Jackson Diehl at the Washington Post has written a very pessimistic piece about the future of the “Arab Spring,” in which he predicts that, a year hence, the Syrians may well wish that we had sent an Army to remove Bashar Assad, as we did next door to Saddam Hussein.  Diehl has come to the conclusion that simply sending crowds into the streets does not a revolution make, and that it may well be necessary to use military force to create a viable alternative to the stereotypical Middle Eastern tyranny.

No doubt there are times and places when the use of military power is necessary, but, as I have often argued, if we get to that point in the case of Iran, it will show the failure of Western policy.  At the moment, we have only sanctions in our quiver, we have yet to declare that “Khamenei must go,” and we have not told Ahmadinejad to go to hell.  If we had supported a successful revolution in Iran, we would almost certainly not be facing armed conflict in Syria today, and we would have a strong voice in the future of Egypt, instead of standing by and pretending to lead with our shrinking rear.

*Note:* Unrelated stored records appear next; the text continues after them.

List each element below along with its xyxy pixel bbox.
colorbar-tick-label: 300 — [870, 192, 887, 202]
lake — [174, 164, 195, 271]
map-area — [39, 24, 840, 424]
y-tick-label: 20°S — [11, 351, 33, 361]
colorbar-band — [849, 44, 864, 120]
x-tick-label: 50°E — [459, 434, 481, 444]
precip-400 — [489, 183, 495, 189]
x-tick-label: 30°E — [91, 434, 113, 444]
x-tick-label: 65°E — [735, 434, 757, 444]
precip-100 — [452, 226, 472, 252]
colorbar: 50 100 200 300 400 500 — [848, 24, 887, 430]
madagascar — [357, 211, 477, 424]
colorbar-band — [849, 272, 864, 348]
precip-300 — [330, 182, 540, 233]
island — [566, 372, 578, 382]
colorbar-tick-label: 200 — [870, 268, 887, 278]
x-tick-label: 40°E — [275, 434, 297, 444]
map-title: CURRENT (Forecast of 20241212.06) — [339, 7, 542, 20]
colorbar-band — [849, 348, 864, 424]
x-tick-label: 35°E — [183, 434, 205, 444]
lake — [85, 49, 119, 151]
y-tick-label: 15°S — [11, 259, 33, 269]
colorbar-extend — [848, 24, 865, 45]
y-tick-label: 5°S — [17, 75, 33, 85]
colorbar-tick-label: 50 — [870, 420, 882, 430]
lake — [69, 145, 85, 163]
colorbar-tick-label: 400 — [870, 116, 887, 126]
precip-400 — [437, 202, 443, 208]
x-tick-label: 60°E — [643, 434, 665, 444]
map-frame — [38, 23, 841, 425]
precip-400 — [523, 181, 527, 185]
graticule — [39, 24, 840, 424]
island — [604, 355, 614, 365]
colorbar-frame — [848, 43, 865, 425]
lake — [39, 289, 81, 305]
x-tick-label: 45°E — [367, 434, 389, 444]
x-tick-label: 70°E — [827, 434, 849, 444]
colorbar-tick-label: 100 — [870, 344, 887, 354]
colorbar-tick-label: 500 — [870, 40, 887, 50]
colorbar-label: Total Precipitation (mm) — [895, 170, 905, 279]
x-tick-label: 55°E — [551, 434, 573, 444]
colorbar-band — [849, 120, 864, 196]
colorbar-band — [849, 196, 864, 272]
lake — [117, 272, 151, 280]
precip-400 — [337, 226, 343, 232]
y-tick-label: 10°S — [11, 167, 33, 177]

But there is no reason to believe that Obama or any of the others will test the possibility of bringing down the Iranian regime with non-violent methods.  Meanwhile, men like Maliki await developments, defending themselves as best they can, hoping that somehow the Iranian and Syrian people do for themselves what a succession of American presidents declined to do.

One will get you ten that they’ll still be waiting and hoping in January, 2012, when the new American president is sworn in.  And even then, they will have their doubts.  To date, I haven’t heard a Republican candidate call for regime change in Tehran.